Educational--and personal--maturity is a process of increasing
inner-direction and decreasing dependence on external authority.
However, the educational system as a whole seems geared to produce
a divided student:
- one who on the one hand is highly dependent on external authority,
because he has gotten so good at following directions he can't
stop;
- and on the other hand is deeply resentful, sometimes openly
rebellious toward these authorities.
By the time most students reach college, they have had many
years of learning to be clean and neat and write their names
in the upper right hand corner, last name first, followed by
the date, and so on and on. This is not bad in itself. But by
itself, this kind of education undermines an individual's ability
to reach the relative freedom of mature interdependence.
The ideal college would start in kindergarten, helping teach
students to make their own decisions and learn from their own
experiences. Unfortunately, we can't do that; but instead have
to start with freshmen--already deeply formed by an educational
philosophy often at odds with the ideal of self-regulation.
Therefore, the core program of my ideal college would consist
of a series of courses and programs and experiences aimed at
grounding each student sufficiently in his own physical and psychic
center; attuning him sufficiently to his own values, feelings,
and needs; acquainting him sufficiently with his own talents,
capacities, and motivations-that he will begin to be in a position
to choose an education for himself.
This calls for an active program. Doing nothing about this (as
we do now) means endorsing the dependency and timidity that the
school system currently encourages.
How would such a program work? No one knows. Yet I think for
the first time there is enough educational and psychological--and
human--knowledge available to create such a program. It requires
the best, most humane experts doing their best thinking-and testing
their plans against the experience of students in the pilot program.

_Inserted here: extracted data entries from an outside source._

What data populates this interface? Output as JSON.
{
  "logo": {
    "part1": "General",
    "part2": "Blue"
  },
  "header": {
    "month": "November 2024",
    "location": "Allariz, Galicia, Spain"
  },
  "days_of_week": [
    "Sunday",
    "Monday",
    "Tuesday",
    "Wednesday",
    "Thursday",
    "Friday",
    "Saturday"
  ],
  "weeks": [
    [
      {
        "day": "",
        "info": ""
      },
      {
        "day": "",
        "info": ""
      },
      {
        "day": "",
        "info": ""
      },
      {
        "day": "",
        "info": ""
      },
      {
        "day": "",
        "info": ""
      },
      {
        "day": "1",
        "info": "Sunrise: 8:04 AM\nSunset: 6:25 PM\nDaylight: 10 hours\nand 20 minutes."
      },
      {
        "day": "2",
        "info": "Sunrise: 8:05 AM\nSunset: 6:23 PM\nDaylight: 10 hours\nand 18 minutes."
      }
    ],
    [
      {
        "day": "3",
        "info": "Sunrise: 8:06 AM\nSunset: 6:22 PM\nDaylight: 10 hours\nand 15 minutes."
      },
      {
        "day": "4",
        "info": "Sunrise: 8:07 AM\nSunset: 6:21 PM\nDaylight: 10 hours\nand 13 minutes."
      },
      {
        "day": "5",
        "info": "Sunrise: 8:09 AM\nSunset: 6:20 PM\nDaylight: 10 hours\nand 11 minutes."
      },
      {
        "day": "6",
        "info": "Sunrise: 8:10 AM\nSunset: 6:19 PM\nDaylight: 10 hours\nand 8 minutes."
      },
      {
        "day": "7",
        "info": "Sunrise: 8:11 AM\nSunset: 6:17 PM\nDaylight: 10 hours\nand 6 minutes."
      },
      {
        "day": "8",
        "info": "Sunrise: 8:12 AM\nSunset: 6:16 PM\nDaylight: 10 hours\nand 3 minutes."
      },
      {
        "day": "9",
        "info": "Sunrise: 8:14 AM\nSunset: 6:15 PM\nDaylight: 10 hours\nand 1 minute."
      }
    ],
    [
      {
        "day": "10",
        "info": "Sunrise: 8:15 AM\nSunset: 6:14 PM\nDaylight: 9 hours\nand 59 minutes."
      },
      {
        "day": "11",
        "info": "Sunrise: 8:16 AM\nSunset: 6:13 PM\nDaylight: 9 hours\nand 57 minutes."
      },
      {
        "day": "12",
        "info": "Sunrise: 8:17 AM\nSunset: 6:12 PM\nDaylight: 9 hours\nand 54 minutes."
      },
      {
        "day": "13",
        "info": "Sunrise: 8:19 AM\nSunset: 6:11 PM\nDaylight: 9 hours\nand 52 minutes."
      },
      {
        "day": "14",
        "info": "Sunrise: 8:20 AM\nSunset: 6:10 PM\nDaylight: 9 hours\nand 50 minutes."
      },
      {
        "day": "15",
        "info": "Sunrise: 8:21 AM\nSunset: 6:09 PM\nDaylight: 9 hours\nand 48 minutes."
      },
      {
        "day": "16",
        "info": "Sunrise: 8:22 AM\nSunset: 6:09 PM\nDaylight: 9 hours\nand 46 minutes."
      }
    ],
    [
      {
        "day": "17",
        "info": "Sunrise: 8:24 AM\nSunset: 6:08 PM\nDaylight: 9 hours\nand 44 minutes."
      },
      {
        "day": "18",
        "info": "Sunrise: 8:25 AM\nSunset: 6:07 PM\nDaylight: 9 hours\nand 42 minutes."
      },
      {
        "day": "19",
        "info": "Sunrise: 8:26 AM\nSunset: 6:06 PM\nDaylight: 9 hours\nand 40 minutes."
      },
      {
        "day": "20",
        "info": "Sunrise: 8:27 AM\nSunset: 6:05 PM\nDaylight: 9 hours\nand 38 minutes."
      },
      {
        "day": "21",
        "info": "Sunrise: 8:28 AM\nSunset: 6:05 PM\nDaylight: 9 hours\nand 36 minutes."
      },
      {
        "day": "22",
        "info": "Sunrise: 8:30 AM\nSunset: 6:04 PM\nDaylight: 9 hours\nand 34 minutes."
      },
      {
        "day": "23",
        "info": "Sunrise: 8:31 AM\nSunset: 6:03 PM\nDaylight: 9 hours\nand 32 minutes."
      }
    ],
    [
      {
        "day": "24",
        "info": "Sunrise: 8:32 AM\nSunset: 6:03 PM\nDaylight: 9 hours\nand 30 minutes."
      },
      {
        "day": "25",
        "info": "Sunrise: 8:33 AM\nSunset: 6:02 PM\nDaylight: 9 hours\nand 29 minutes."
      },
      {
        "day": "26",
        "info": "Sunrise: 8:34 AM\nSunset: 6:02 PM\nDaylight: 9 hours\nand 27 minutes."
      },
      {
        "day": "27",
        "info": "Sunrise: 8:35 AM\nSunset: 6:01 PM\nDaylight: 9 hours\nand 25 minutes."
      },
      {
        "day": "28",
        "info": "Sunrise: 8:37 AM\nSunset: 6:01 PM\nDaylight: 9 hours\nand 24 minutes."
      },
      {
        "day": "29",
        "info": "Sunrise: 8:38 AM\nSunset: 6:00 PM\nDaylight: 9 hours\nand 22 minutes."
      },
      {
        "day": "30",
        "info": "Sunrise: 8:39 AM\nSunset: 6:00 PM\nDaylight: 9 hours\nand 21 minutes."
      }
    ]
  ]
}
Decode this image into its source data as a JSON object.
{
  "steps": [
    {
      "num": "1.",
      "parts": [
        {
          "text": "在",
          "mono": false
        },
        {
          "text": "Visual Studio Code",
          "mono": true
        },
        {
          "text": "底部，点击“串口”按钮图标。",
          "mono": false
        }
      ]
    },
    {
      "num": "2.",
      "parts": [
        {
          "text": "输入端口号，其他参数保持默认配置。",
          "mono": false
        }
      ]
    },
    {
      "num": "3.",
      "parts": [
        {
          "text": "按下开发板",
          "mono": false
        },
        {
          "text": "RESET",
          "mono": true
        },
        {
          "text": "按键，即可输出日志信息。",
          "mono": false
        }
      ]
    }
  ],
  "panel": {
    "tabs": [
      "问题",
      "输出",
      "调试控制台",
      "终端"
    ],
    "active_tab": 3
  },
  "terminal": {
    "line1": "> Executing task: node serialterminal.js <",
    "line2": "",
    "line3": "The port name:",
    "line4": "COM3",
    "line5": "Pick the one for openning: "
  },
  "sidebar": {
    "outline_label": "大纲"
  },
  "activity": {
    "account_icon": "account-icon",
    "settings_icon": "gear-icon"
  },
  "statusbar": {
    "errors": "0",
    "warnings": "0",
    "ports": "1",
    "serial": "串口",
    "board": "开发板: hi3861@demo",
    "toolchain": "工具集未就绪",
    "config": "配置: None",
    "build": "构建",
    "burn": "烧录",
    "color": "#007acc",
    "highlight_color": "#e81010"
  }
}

I can't say what the final version would look like. But I can
offer some general ideas on what I think it might do.
In the first place, the Centering Core Program would focus on
developing human beings. Our goal is for each student to become--not
a student or an employee or a sportsman or anything else--but
a person in his own right. This is not easy.
Much in our thinking and in our institutions encourages half-people.
They follow directions better, make fewer waves. And live smaller,
more nervous lives.
One of the basic steps in the Centering process is to bring students
increasingly into contact with their emotional lives. This may
sound trivial next to the older ideal of teaching the Great Minds
of the Past; but in the long run, I believe this is far more
important.
We need an atmosphere in which students are encouraged to experience
themselves on more and more levels. Students might participate
in exercises designed to put them gently into contact with unacknowledged
parts of themselves-so that these many wandering selves may contribute
their energies constructively toward the person's mental-emotional-bodily
self.
This involves two basic procedures:
(1) a strengthening of the students' energy and expressiveness;
and
(2) the removal of blocks to their experience of themselves and
the world.
As more blocks are removed and as more authentic experiences
emerge, students will find themselves more fully alive, more
interested in explorations, and less in need of orders.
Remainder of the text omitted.